Welcome to RotoGrad’s documentation!
RotoGrad is a solution to alleviate the problem of gradient conflict (a.k.a. gradient interference) in multitask models, produced by the gradients of different tasks w.r.t. the shared parameters pointing towards different directions.
RotoGrad homogeneizes the gradients of these gradients during training by accordingly scaling and rotating the input space of the task-specific modules (a.k.a. heads) such that their gradients for the shared module (a.k.a. backbone) do not overweight/cancel each other out.
This is a Pytorch implementation. For more information you can check out the original paper.
Installation
Install RotoGrad by running:
pip install rotograd
How to use
Suppose you have a backbone
model shared across tasks, and two different tasks to solve. These tasks take the
output of the backbone z = backbone(x)
and fed it to a task-specific model (head1
and head2
) to obtain the predictions of their tasks, that is,
y1 = head1(z)
and y2 = head2(z)
.
Then you can simply use RotateOnly, RotoGrad. or RotoGradNorm (RotateOnly + GradNorm) by putting all parts together in a single model.
from rotograd import RotoGrad
model = RotoGrad(backbone, [head1, head2], size_z, normalize_losses=True)
where you can recover the backbone and i-th head simply calling model.backbone
and
model.heads[i]
. Even more, you can obtain the end-to-end model for a single task (that is,
backbone + head), by typing model[i]
.
As discussed in the paper, it is advisable to have a smaller learning rate for the parameters of RotoGrad and GradNorm. This is as simple as doing:
optim_model = nn.Adam({'params': m.parameters() for m in [backbone, head1, head2]}, lr=learning_rate_model)

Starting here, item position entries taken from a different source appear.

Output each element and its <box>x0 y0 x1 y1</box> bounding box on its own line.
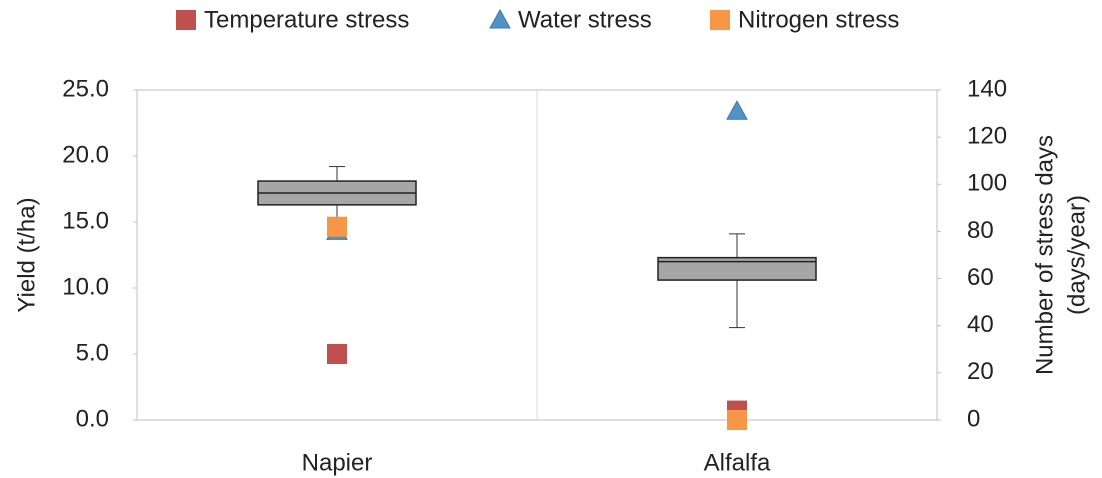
legend-marker <box>176 10 196 30</box>
y-tick-label: 25.0 <box>62 75 109 102</box>
legend-label: Water stress <box>518 6 652 33</box>
y-tick-label: 20.0 <box>62 141 109 168</box>
legend-marker <box>489 8 511 29</box>
legend-label: Nitrogen stress <box>738 6 899 33</box>
y-tick-label: 10.0 <box>62 273 109 300</box>
stress-marker <box>727 410 747 430</box>
y2-tick-label: 120 <box>967 122 1007 149</box>
y2-tick-label: 40 <box>967 311 994 338</box>
legend-marker <box>710 10 730 30</box>
y2-axis-label: Number of stress days <box>1031 135 1058 375</box>
y2-tick-label: 140 <box>967 75 1007 102</box>
stress-marker <box>327 216 347 237</box>
y2-tick-label: 80 <box>967 217 994 244</box>
y2-tick-label: 0 <box>967 405 980 432</box>
y-tick-label: 5.0 <box>76 339 109 366</box>
x-tick-label: Alfalfa <box>704 449 771 476</box>
y-tick-label: 0.0 <box>76 405 109 432</box>
y2-tick-label: 100 <box>967 170 1007 197</box>
legend-label: Temperature stress <box>204 6 409 33</box>
x-tick-label: Napier <box>302 449 373 476</box>
y-axis-label: Yield (t/ha) <box>13 197 40 312</box>
y2-axis-label: (days/year) <box>1063 195 1090 315</box>
y2-tick-label: 60 <box>967 264 994 291</box>
y-tick-label: 15.0 <box>62 207 109 234</box>
y2-tick-label: 20 <box>967 358 994 385</box>
stress-marker <box>726 100 748 120</box>
stress-marker <box>327 344 347 364</box>
box <box>657 256 817 281</box>
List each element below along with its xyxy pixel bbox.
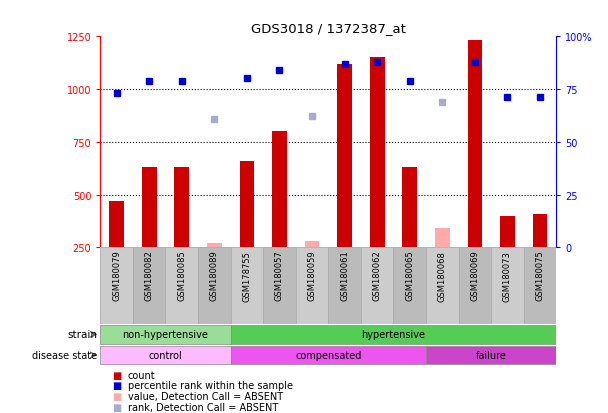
- Text: ■: ■: [112, 402, 122, 412]
- Bar: [393, 248, 426, 324]
- Text: GSM180085: GSM180085: [178, 250, 186, 301]
- Bar: [458, 248, 491, 324]
- Text: strain: strain: [67, 330, 97, 339]
- Bar: [263, 248, 295, 324]
- Text: GSM180065: GSM180065: [406, 250, 414, 301]
- Bar: [305, 242, 319, 248]
- Text: GSM180089: GSM180089: [210, 250, 219, 301]
- Bar: [295, 248, 328, 324]
- Text: ■: ■: [112, 380, 122, 390]
- Text: GSM180075: GSM180075: [536, 250, 545, 301]
- Text: hypertensive: hypertensive: [362, 330, 426, 339]
- Text: value, Detection Call = ABSENT: value, Detection Call = ABSENT: [128, 391, 283, 401]
- Bar: [426, 346, 556, 365]
- Text: ■: ■: [112, 370, 122, 380]
- Text: count: count: [128, 370, 155, 380]
- Bar: [230, 248, 263, 324]
- Text: control: control: [148, 350, 182, 360]
- Bar: [100, 325, 230, 344]
- Text: percentile rank within the sample: percentile rank within the sample: [128, 380, 292, 390]
- Text: non-hypertensive: non-hypertensive: [123, 330, 209, 339]
- Bar: [165, 248, 198, 324]
- Bar: [272, 132, 287, 248]
- Text: failure: failure: [475, 350, 506, 360]
- Text: GSM180061: GSM180061: [340, 250, 349, 301]
- Bar: [174, 168, 189, 248]
- Bar: [500, 216, 515, 248]
- Text: GSM180069: GSM180069: [471, 250, 479, 301]
- Bar: [337, 64, 352, 248]
- Text: GSM180079: GSM180079: [112, 250, 121, 301]
- Text: GSM178755: GSM178755: [243, 250, 251, 301]
- Bar: [435, 229, 450, 248]
- Text: rank, Detection Call = ABSENT: rank, Detection Call = ABSENT: [128, 402, 278, 412]
- Bar: [468, 41, 482, 248]
- Text: compensated: compensated: [295, 350, 362, 360]
- Bar: [402, 168, 417, 248]
- Bar: [100, 248, 133, 324]
- Bar: [133, 248, 165, 324]
- Text: ■: ■: [112, 391, 122, 401]
- Text: GSM180062: GSM180062: [373, 250, 382, 301]
- Bar: [328, 248, 361, 324]
- Bar: [240, 161, 254, 248]
- Text: GSM180059: GSM180059: [308, 250, 317, 301]
- Title: GDS3018 / 1372387_at: GDS3018 / 1372387_at: [251, 21, 406, 35]
- Bar: [491, 248, 523, 324]
- Bar: [109, 202, 124, 248]
- Text: GSM180057: GSM180057: [275, 250, 284, 301]
- Bar: [230, 346, 426, 365]
- Bar: [361, 248, 393, 324]
- Text: disease state: disease state: [32, 350, 97, 360]
- Bar: [142, 168, 156, 248]
- Bar: [533, 214, 547, 248]
- Text: GSM180073: GSM180073: [503, 250, 512, 301]
- Bar: [207, 244, 222, 248]
- Bar: [370, 58, 384, 248]
- Text: GSM180082: GSM180082: [145, 250, 154, 301]
- Bar: [426, 248, 458, 324]
- Bar: [230, 325, 556, 344]
- Bar: [100, 346, 230, 365]
- Bar: [198, 248, 230, 324]
- Text: GSM180068: GSM180068: [438, 250, 447, 301]
- Bar: [523, 248, 556, 324]
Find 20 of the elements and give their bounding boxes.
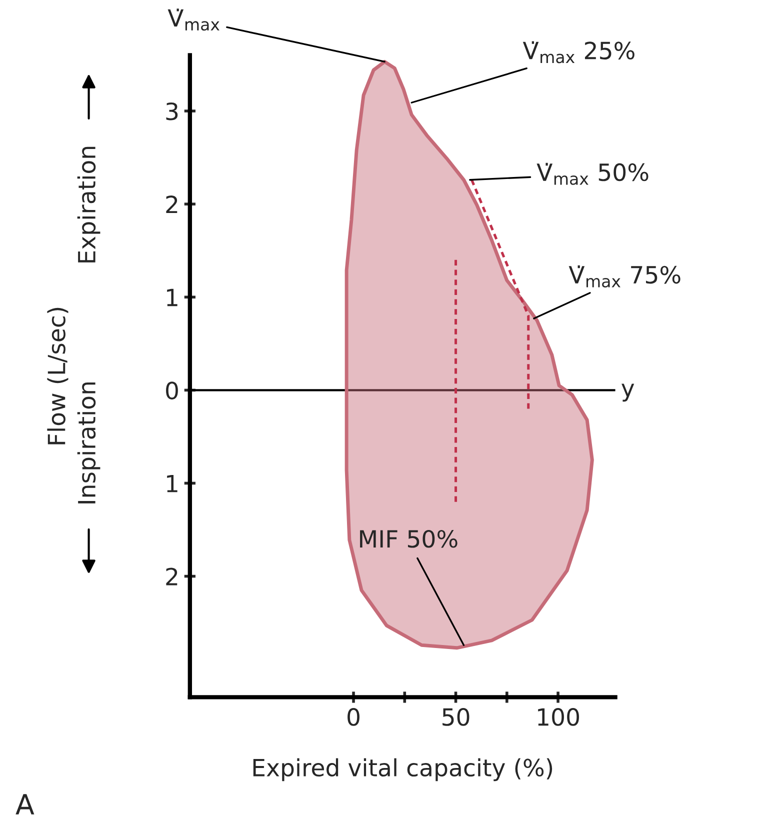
- x-tick-label: 100: [538, 708, 579, 726]
- text: Expiration: [77, 146, 100, 262]
- x-tick-label: 50: [442, 708, 470, 726]
- annotation: V̇$_{max}$ 50%: [536, 162, 648, 185]
- y-axis-title: Flow (L/sec): [47, 308, 68, 444]
- y-tick-label: 0: [166, 382, 178, 400]
- annotation: V̇$_{max}$ 25%: [522, 41, 634, 64]
- annotation: V̇$_{max}$: [168, 8, 220, 31]
- y-tick-label: 3: [166, 102, 178, 120]
- y-tick-label: 2: [166, 196, 178, 214]
- y-tick-label: 2: [166, 568, 178, 586]
- annotation: MIF 50%: [360, 530, 458, 548]
- text: A: [16, 794, 34, 814]
- ref-line-label: y: [622, 384, 634, 402]
- y-tick-label: 1: [167, 288, 178, 306]
- y-tick-label: 1: [167, 474, 178, 492]
- x-axis-title: Expired vital capacity (%): [253, 758, 552, 782]
- x-tick-label: 0: [348, 708, 360, 726]
- annotation: V̇$_{max}$ 75%: [568, 265, 680, 288]
- text: Inspiration: [77, 382, 100, 504]
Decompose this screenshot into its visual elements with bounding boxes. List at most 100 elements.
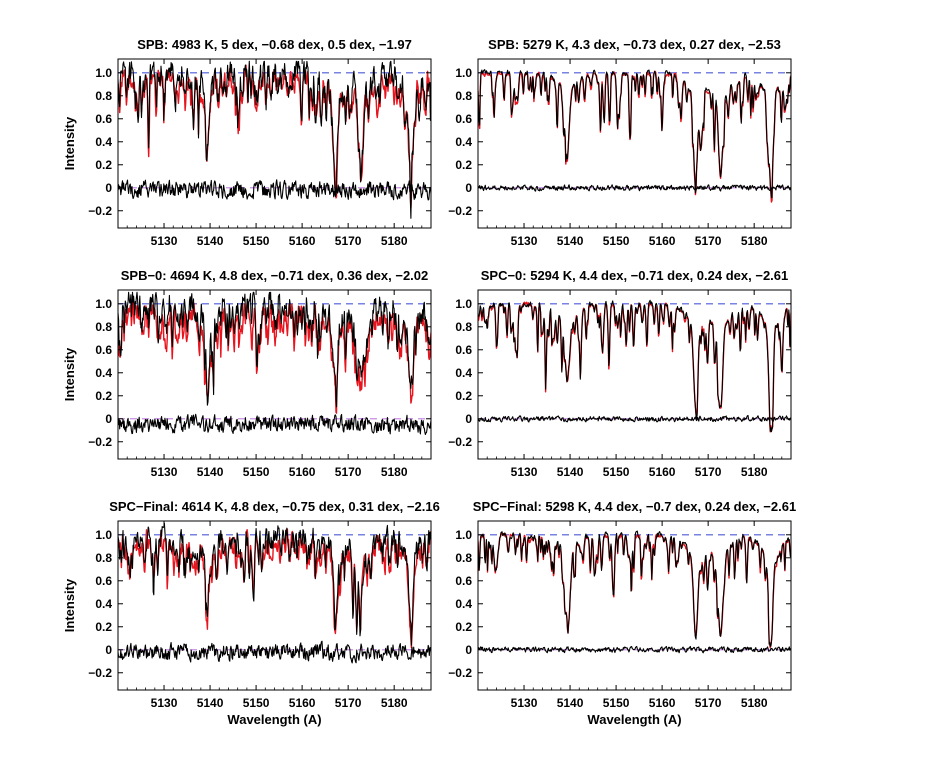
y-tick-label: 1.0 bbox=[455, 66, 472, 80]
x-tick-label: 5150 bbox=[243, 465, 270, 479]
x-tick-label: 5140 bbox=[197, 465, 224, 479]
y-tick-label: 0.6 bbox=[95, 343, 112, 357]
x-axis-label: Wavelength (A) bbox=[227, 712, 321, 727]
y-tick-label: 0.8 bbox=[455, 320, 472, 334]
y-tick-label: 0.2 bbox=[455, 620, 472, 634]
y-tick-label: 0.4 bbox=[95, 597, 112, 611]
x-tick-label: 5180 bbox=[741, 465, 768, 479]
y-tick-label: −0.2 bbox=[448, 435, 472, 449]
x-tick-label: 5180 bbox=[381, 696, 408, 710]
y-tick-label: 0.2 bbox=[455, 158, 472, 172]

optim_rotograd = nn.Adam({'params': model.parameters()}, lr=learning_rate_rotograd)
Finally, we can train the model on all tasks using a simple step function:
import rotograd
def step(x, y1, y2):
model.train()
optim_model.zero_grad()
optim_rotograd.zero_grad()
with rotograd.cached(): # Speeds-up computations by caching Rotograd's parameters
pred1, pred2 = model(x)
loss1 = loss_task1(pred1, y1)
loss2 = loss_task2(pred2, y2)
model.backward([loss1, loss2])
optim_model.step()
optim_rotograd.step()
return loss1, loss2
Contribute
Issue Tracker: https://github.com/adrianjav/rotograd/issues
Source Code: https://github.com/adrianjav/rotograd
Support
If you are having issues, please let us know. We have a mailing list located at: adrian.javaloy@gmail.com
Citing
@inproceedings{javaloy2022rotograd,
title={RotoGrad: Gradient Homogenization in Multitask Learning},
author={Adri{\'a}n Javaloy and Isabel Valera},
booktitle={International Conference on Learning Representations},
year={2022},
url={https://openreview.net/forum?id=T8wHz4rnuGL}
}
License
The project is licensed under the MIT license.